How to Get the Best Mark for Your Academic Research Paper

  • Give yourself plenty of time. If you really care about your grade, you’ll give yourself all the time you need to write your paper. That means at least a week – more, if possible. You’ll want to dedicate a few days to researching, a few days to planning, a few days to writing, and at least one day to editing. Teachers know when an essay has been written at the last minute, because those essays just aren’t as good as essays that have been worked on for weeks!
  • Develop your thesis statement. Your thesis statement may be the most important sentence in your paper, and having a good thesis statement can boost your grade immediately. Spend at least an hour or two just on your thesis statement, and make sure that it’s clear, concise, coherent, and tells the reader everything they need to know about the paper they’re about to read.
  • The more sources, the better. A research paper is, obviously, based on research. Your teacher wants to see that you can effectively read and interpret sources to prove a point. The more sources you use, the more impressed your teacher will be by your research skills. Plus, the more sources you have that back up your argument, the stronger your argument will be! Shoot for at least three or four sources, and make sure that all your sources are reputable (hint: Wikipedia is not a reputable source!) One way to find new sources quickly and easily is to look at the works cited or bibliography of an article, book, or study that you’re already using. It will provide you with similar content that will also support your argument.
  • Use an outline. An outline can help you keep your ideas in order so that you don’t end up getting ahead of yourself in your paper. A good paper can be overshadowed by a sloppy structure, so having an outline to keep your paper clear and uncluttered can be a grade saver!
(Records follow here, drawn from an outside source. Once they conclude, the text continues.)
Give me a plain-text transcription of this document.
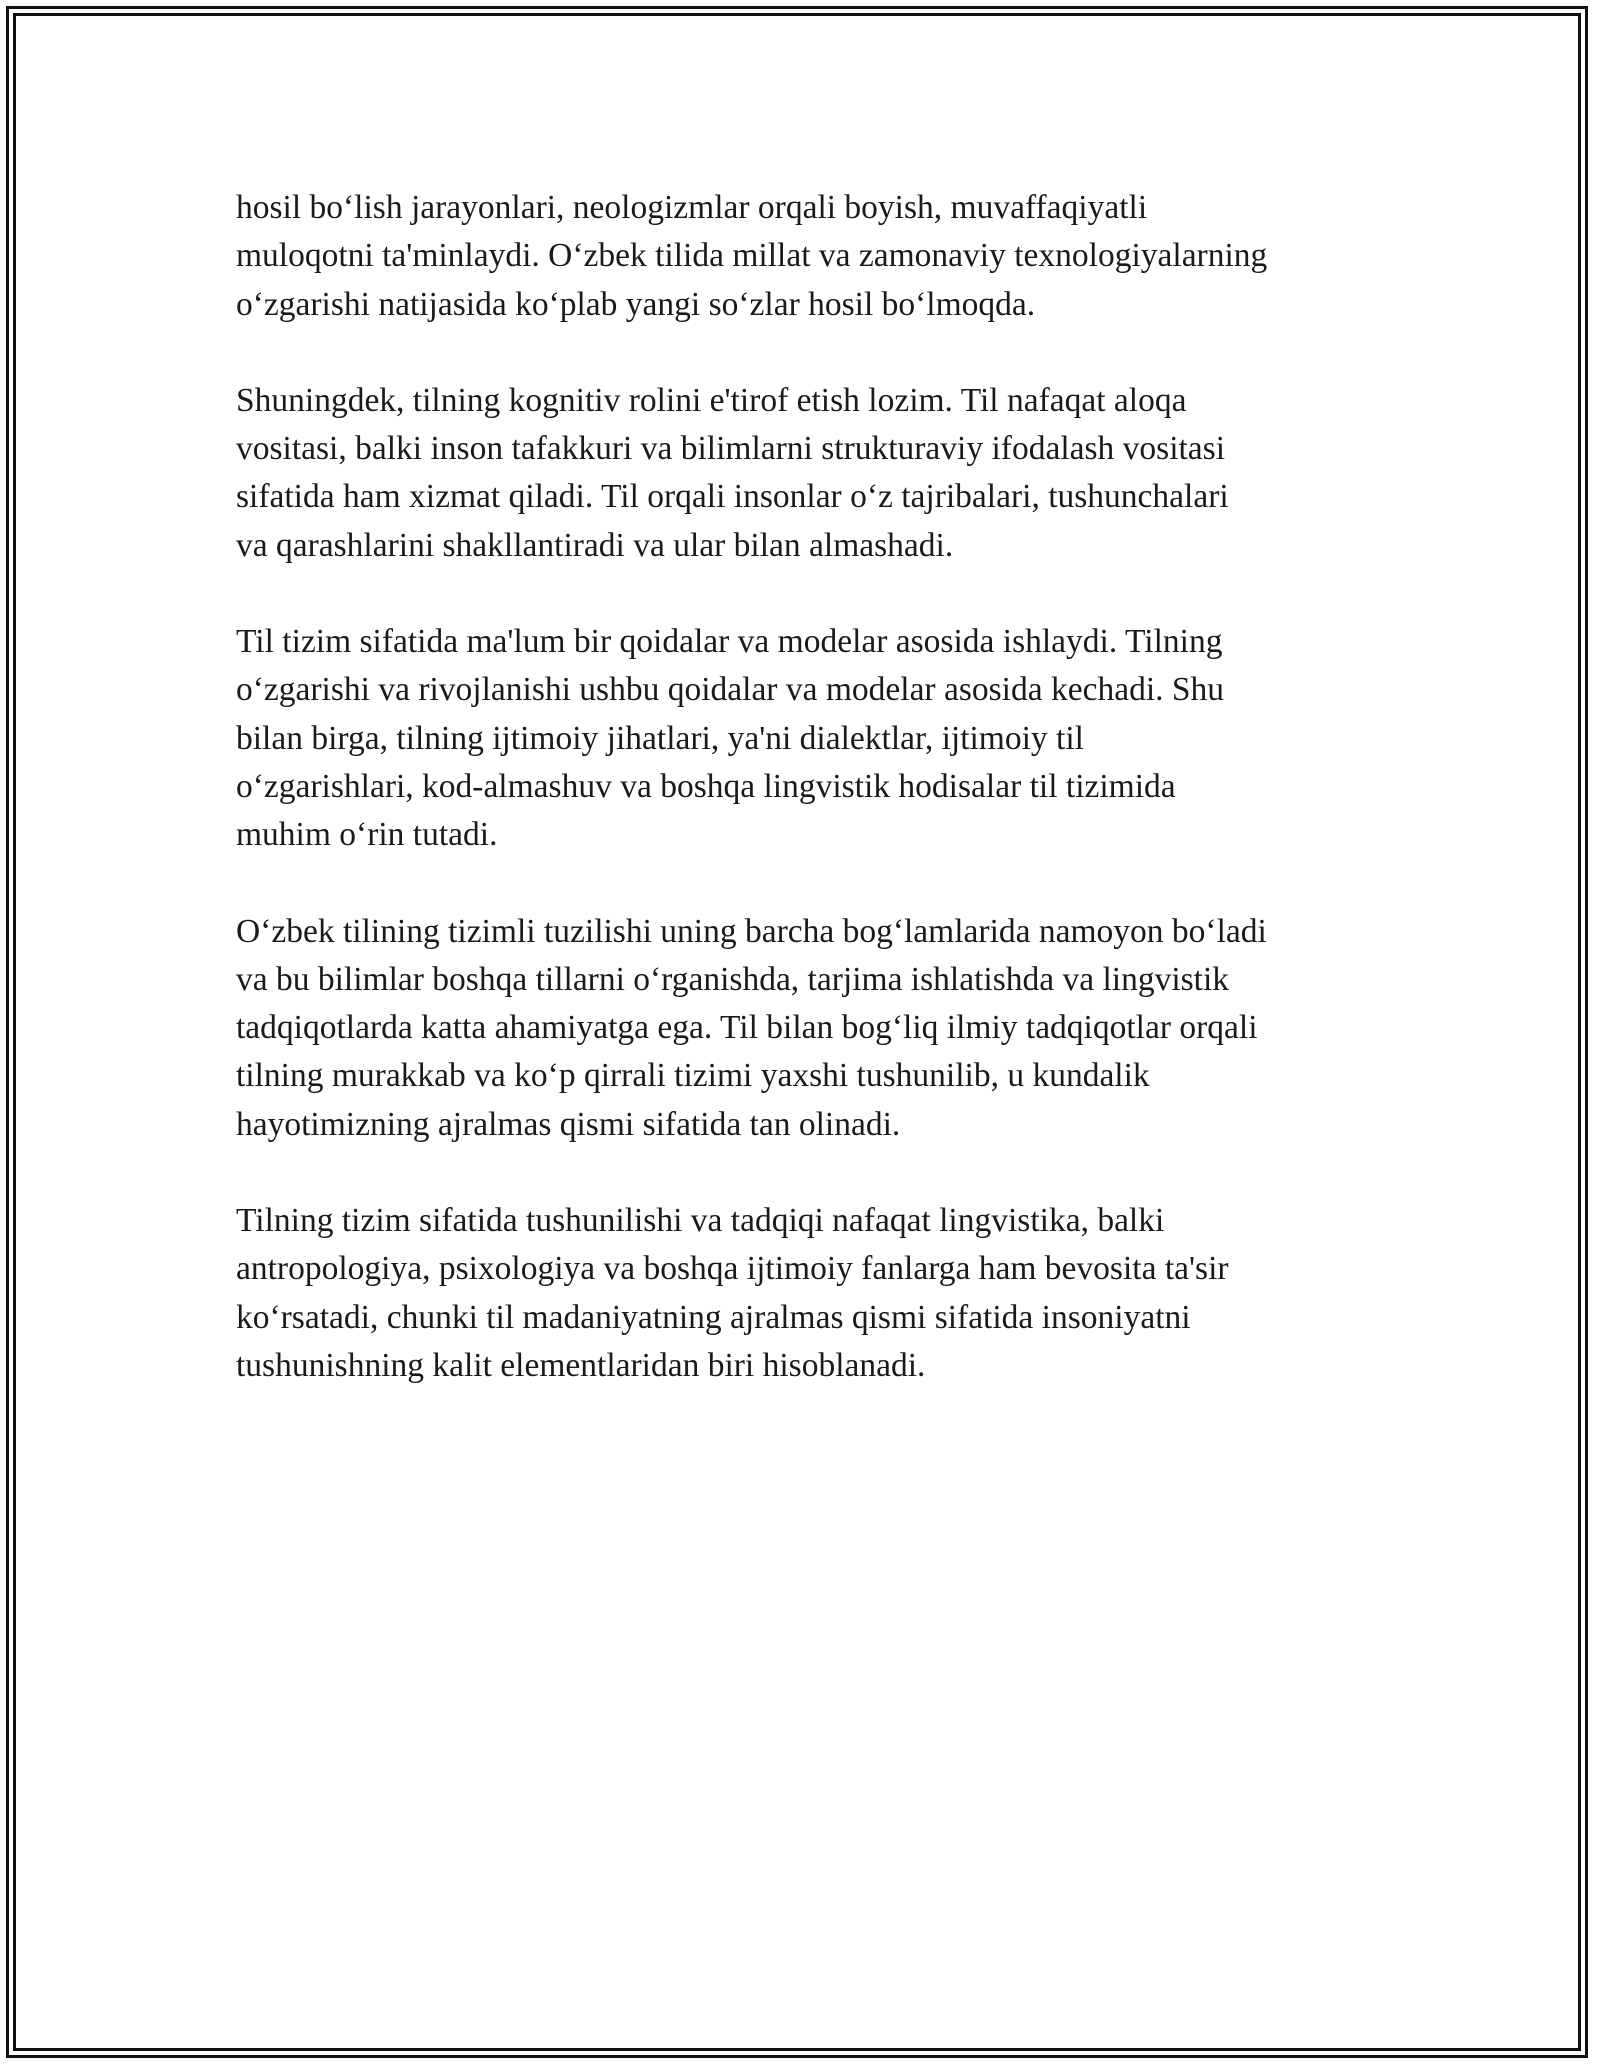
hosil bo‘lish jarayonlari, neologizmlar orqali boyish, muvaffaqiyatli
muloqotni ta'minlaydi. O‘zbek tilida millat va zamonaviy texnologiyalarning
o‘zgarishi natijasida ko‘plab yangi so‘zlar hosil bo‘lmoqda.

Shuningdek, tilning kognitiv rolini e'tirof etish lozim. Til nafaqat aloqa
vositasi, balki inson tafakkuri va bilimlarni strukturaviy ifodalash vositasi
sifatida ham xizmat qiladi. Til orqali insonlar o‘z tajribalari, tushunchalari
va qarashlarini shakllantiradi va ular bilan almashadi.

Til tizim sifatida ma'lum bir qoidalar va modelar asosida ishlaydi. Tilning
o‘zgarishi va rivojlanishi ushbu qoidalar va modelar asosida kechadi. Shu
bilan birga, tilning ijtimoiy jihatlari, ya'ni dialektlar, ijtimoiy til
o‘zgarishlari, kod-almashuv va boshqa lingvistik hodisalar til tizimida
muhim o‘rin tutadi.

O‘zbek tilining tizimli tuzilishi uning barcha bog‘lamlarida namoyon bo‘ladi
va bu bilimlar boshqa tillarni o‘rganishda, tarjima ishlatishda va lingvistik
tadqiqotlarda katta ahamiyatga ega. Til bilan bog‘liq ilmiy tadqiqotlar orqali
tilning murakkab va ko‘p qirrali tizimi yaxshi tushunilib, u kundalik
hayotimizning ajralmas qismi sifatida tan olinadi.

Tilning tizim sifatida tushunilishi va tadqiqi nafaqat lingvistika, balki
antropologiya, psixologiya va boshqa ijtimoiy fanlarga ham bevosita ta'sir
ko‘rsatadi, chunki til madaniyatning ajralmas qismi sifatida insoniyatni
tushunishning kalit elementlaridan biri hisoblanadi.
  • Be concise. Don’t use overly flowery language, repeated words, or lengthy explanations of unnecessary details. They might add bulk to your paper, but they’ll take away from the readability and actual content. Look out for times when you use similar words in a row: for example, if you were to write something like “the evidence makes it clear that this is a unique and original phenomenon”, you could delete either “unique” or “original” because they mean the same thing.
  • Edit. Spend at least a day editing your paper for grammar, spelling, syntax, and structure. Make sure you dot all your i’s and cross all your t’s. A great paper can be undone by rampant errors, so don’t let your amazing ideas and thoughts get bulldozed by your sloppy writing! You’ll be amazed at how many little details you can fix during editing that make your paper a million times better and more professional.